Facebook argued that the Sponsored Stories were "newsworthy" within the meaning of the publicity rights statute because users are "public figures to their friends". That argument did not find favour with the court; Koh held that the newsworthiness exemption in the statute did not apply to "commercial rather than journalistic" uses. (Interestingly the court noted in obiter that the fact that users might be "celebrities to their friends" was sufficient to establish that the users had commercially exploitable names and likenesses protected under the statute.) The court also ruled for the plaintiffs with respect to Facebook's argument that the plaintiffs consented to the Sponsored Stories by agreement to Facebook's terms of service, and ruled that Facebook's profiting from the Sponsored Stories sufficed to show actual damages (at least at the motion to dismiss stage).
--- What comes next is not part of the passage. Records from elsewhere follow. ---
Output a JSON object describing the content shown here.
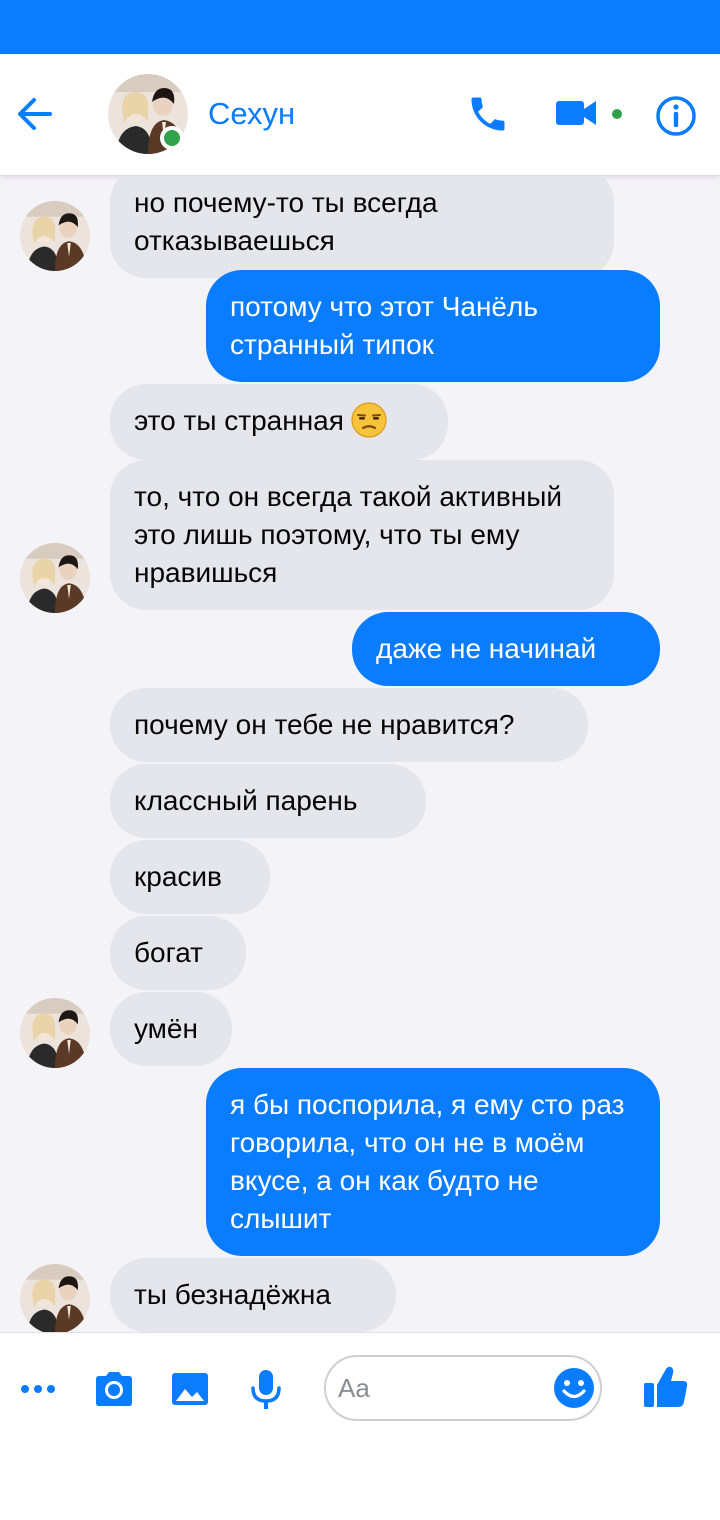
{
  "colors": {
    "accent": "#0a7cff",
    "online": "#31a24c",
    "incoming_bubble": "#e4e6eb",
    "outgoing_bubble": "#0a7cff"
  },
  "header": {
    "back_icon": "arrow-left-icon",
    "contact_name": "Сехун",
    "call_icon": "phone-icon",
    "video_icon": "video-camera-icon",
    "info_icon": "info-icon"
  },
  "messages": [
    {
      "side": "in",
      "text": "но почему-то ты всегда отказываешься"
    },
    {
      "side": "out",
      "text": "потому что этот Чанёль странный типок"
    },
    {
      "side": "in",
      "text": "это ты странная",
      "emoji": "unamused-face"
    },
    {
      "side": "in",
      "text": "то, что он всегда такой активный это лишь поэтому, что ты ему нравишься"
    },
    {
      "side": "out",
      "text": "даже не начинай"
    },
    {
      "side": "in",
      "text": "почему он тебе не нравится?"
    },
    {
      "side": "in",
      "text": "классный парень"
    },
    {
      "side": "in",
      "text": "красив"
    },
    {
      "side": "in",
      "text": "богат"
    },
    {
      "side": "in",
      "text": "умён"
    },
    {
      "side": "out",
      "text": "я бы поспорила, я ему сто раз говорила, что он не в моём вкусе, а он как будто не слышит"
    },
    {
      "side": "in",
      "text": "ты безнадёжна"
    }
  ],
  "composer": {
    "more_icon": "more-dots-icon",
    "camera_icon": "camera-icon",
    "gallery_icon": "image-icon",
    "mic_icon": "microphone-icon",
    "placeholder": "Aa",
    "emoji_icon": "smiley-icon",
    "like_icon": "thumbs-up-icon"
  }
}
Koh rejected Facebook's challenge to the unfair competition claim, but dismissed the unjust enrichment claim. She held that unjust enrichment is only a remedy or measure of damages on another claim rather than an independent cause of action in California. On that basis the right of publicity and the unfair competition claims survived.
The US$10 million settlement seems a cheap way to buff Facebook's profile (and head off extension of the suit to several million consumers), particularly amid criticism - in my view justified - that prices paid at its IPO were unrealistically high and that the company doesn't embody privacy best practice.